How Is Data Checked for Duplicates?

Four macros control the process of duplicate-data checking:
  • %RMDUPINT loads macro definitions that are used by the other duplicate-data checking macros.
  • %RMDUPDSN generates the name (WORK._DUPCNTL) of the temporary SAS data set that will contain datetime ranges for the data that is being processed into the active IT data mart. It also generates the name of the sourceAUDIT data set for duplicate checking.
  • %RMDUPCHK checks for duplicate data by examining timestamps on data being read by the staging code. This macro also writes to the temporary control data set.
  • %RMDUPUPD updates the permanent control data sets with information from a temporary control data set through the intermediate control data sets.
For more information about these duplicate-data checking macros, see Introduction to the Macros in SAS IT Resource Management.
Each of the duplicate-data checking macros performs a specific task. Together, these macros set up and manage duplicate-data checking. The macros are designed to check your data and to prevent duplicate data from being processed into the IT data mart. However, sometimes it is necessary to process data in a datetime range for which a machine's or system's data was already processed. For example, you might need to process data into a table that you did not use earlier or that you accidentally deleted. You can specify that the data is acceptable even though it appears to be duplicate data.
As raw data is being read, one of the macros that performs duplicate-data checking reviews the datetime information in each record. It then stores the information in a SAS data set called a temporary control data set. Later, by using intermediate control data sets, another macro merges the information in the temporary control data set into one or more SAS data sets that are called permanent control data sets.

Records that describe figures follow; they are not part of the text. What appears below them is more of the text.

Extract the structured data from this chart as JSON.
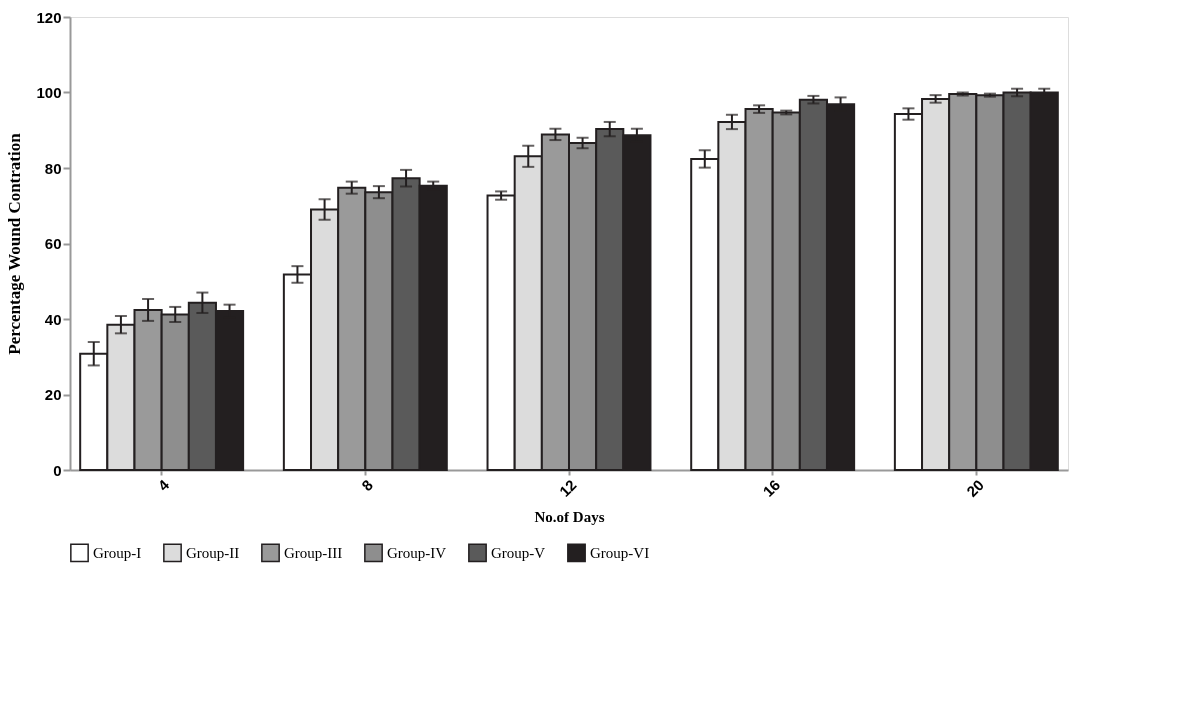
{
  "chart_data": {
    "type": "bar",
    "xlabel": "No.of Days",
    "ylabel": "Percentage Wound Contration",
    "categories": [
      "4",
      "8",
      "12",
      "16",
      "20"
    ],
    "series": [
      {
        "name": "Group-I",
        "color": "#ffffff",
        "values": [
          30.8,
          51.8,
          72.7,
          82.4,
          94.3
        ],
        "errors": [
          3.1,
          2.2,
          1.1,
          2.3,
          1.5
        ]
      },
      {
        "name": "Group-II",
        "color": "#dcdcdc",
        "values": [
          38.5,
          69.0,
          83.1,
          92.2,
          98.3
        ],
        "errors": [
          2.3,
          2.7,
          2.8,
          1.9,
          1.0
        ]
      },
      {
        "name": "Group-III",
        "color": "#9a9a9a",
        "values": [
          42.4,
          74.8,
          88.9,
          95.6,
          99.6
        ],
        "errors": [
          2.9,
          1.6,
          1.5,
          1.0,
          0.4
        ]
      },
      {
        "name": "Group-IV",
        "color": "#8e8e8e",
        "values": [
          41.2,
          73.6,
          86.6,
          94.7,
          99.3
        ],
        "errors": [
          2.0,
          1.6,
          1.4,
          0.5,
          0.4
        ]
      },
      {
        "name": "Group-V",
        "color": "#5a5a5a",
        "values": [
          44.3,
          77.3,
          90.3,
          98.1,
          100.0
        ],
        "errors": [
          2.7,
          2.2,
          1.9,
          1.0,
          1.0
        ]
      },
      {
        "name": "Group-VI",
        "color": "#231f20",
        "values": [
          42.1,
          75.3,
          88.7,
          96.9,
          100.0
        ],
        "errors": [
          1.7,
          1.1,
          1.7,
          1.8,
          1.0
        ]
      }
    ],
    "ylim": [
      0,
      120
    ],
    "yticks": [
      0,
      20,
      40,
      60,
      80,
      100,
      120
    ],
    "grid": false,
    "legend": "bottom"
  }
}
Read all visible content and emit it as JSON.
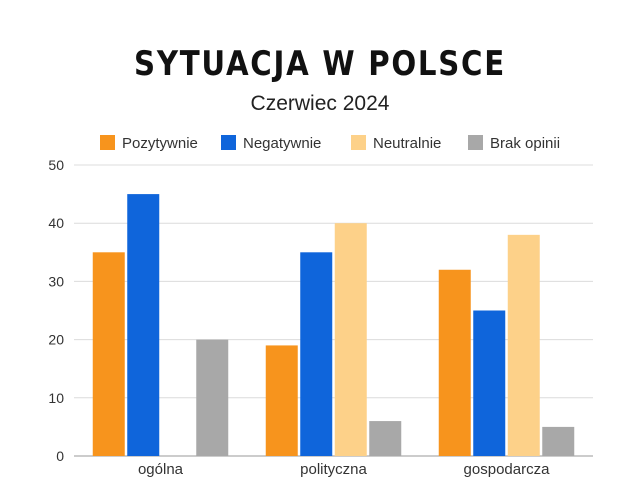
{
  "title": "SYTUACJA W POLSCE",
  "subtitle": "Czerwiec 2024",
  "chart_data": {
    "type": "bar",
    "categories": [
      "ogólna",
      "polityczna",
      "gospodarcza"
    ],
    "series": [
      {
        "name": "Pozytywnie",
        "color": "#F7941D",
        "values": [
          35,
          19,
          32
        ]
      },
      {
        "name": "Negatywnie",
        "color": "#0F65DB",
        "values": [
          45,
          35,
          25
        ]
      },
      {
        "name": "Neutralnie",
        "color": "#FDD189",
        "values": [
          0,
          40,
          38
        ]
      },
      {
        "name": "Brak opinii",
        "color": "#A8A8A8",
        "values": [
          20,
          6,
          5
        ]
      }
    ],
    "ylim": [
      0,
      50
    ],
    "yticks": [
      0,
      10,
      20,
      30,
      40,
      50
    ],
    "grid": true,
    "legend_position": "top"
  }
}
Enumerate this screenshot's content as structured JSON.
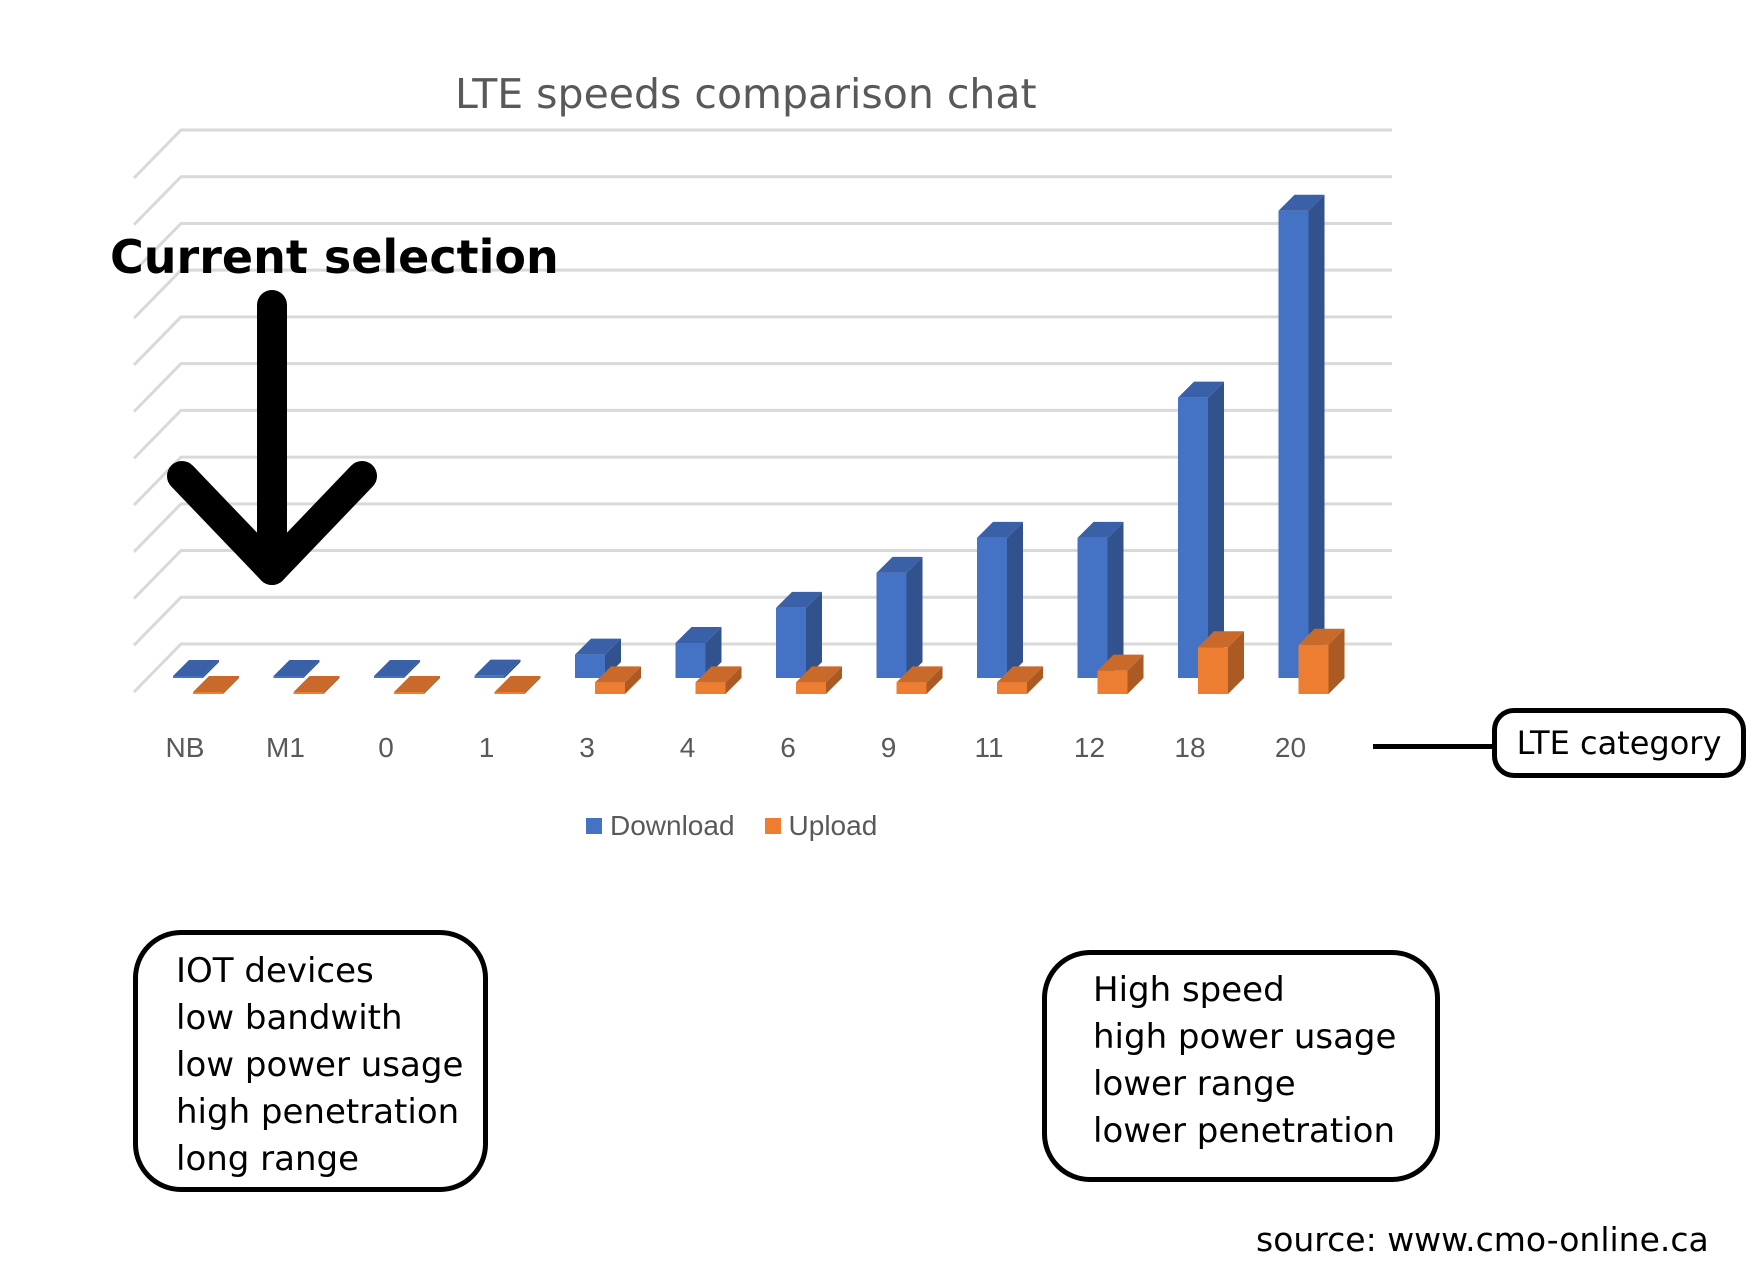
{
  "chart_data": {
    "type": "bar",
    "title": "LTE speeds comparison chat",
    "categories": [
      "NB",
      "M1",
      "0",
      "1",
      "3",
      "4",
      "6",
      "9",
      "11",
      "12",
      "18",
      "20"
    ],
    "series": [
      {
        "name": "Download",
        "values": [
          0.3,
          1,
          1,
          10,
          100,
          150,
          300,
          450,
          600,
          600,
          1200,
          2000
        ]
      },
      {
        "name": "Upload",
        "values": [
          0.1,
          1,
          1,
          5,
          50,
          50,
          50,
          50,
          50,
          100,
          200,
          211
        ]
      }
    ],
    "ylim": [
      0,
      2200
    ],
    "grid": true,
    "legend_position": "bottom",
    "colors": {
      "Download": "#4472c4",
      "Upload": "#ed7d31"
    }
  },
  "annotations": {
    "current_selection": "Current selection",
    "lte_category": "LTE category",
    "left_box": [
      "IOT devices",
      "low bandwith",
      "low power usage",
      "high penetration",
      "long range"
    ],
    "right_box": [
      "High speed",
      "high power usage",
      "lower range",
      "lower penetration"
    ],
    "source": "source: www.cmo-online.ca"
  }
}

When additional data is processed into the IT data mart, the timestamps of the incoming data are compared with the datetime information in the permanent control data sets in order to determine whether the new data has already been processed. If it has, the duplicate data is handled in the way that you specify.
A duplicate-data report is printed in the SAS log after the data is read. The report describes how many records were read for each machine or system and how many duplicates were found, if any. (If you specified Report = No on the Duplicate Checking page of the Staging Parameters tab of the staging transformation, this information is written to the sourceAUDIT file.)
Note: The first time you run a job with duplicate-data checking enabled, the permanent control data sets have not been built, so the macro %RMDUPCHK cannot check the input records. Your data is not checked or rejected for duplicates, but the permanent control data sets are created and the datetime information for this data is saved to them. Data is checked only on the datetime, although SMF data is also checked for the system name. (For example, if you try to add a new record type, but you have already read other record types from that adapter for that time period, the records are not kept.) The duplicate-data report contains only a limited amount of information about your data.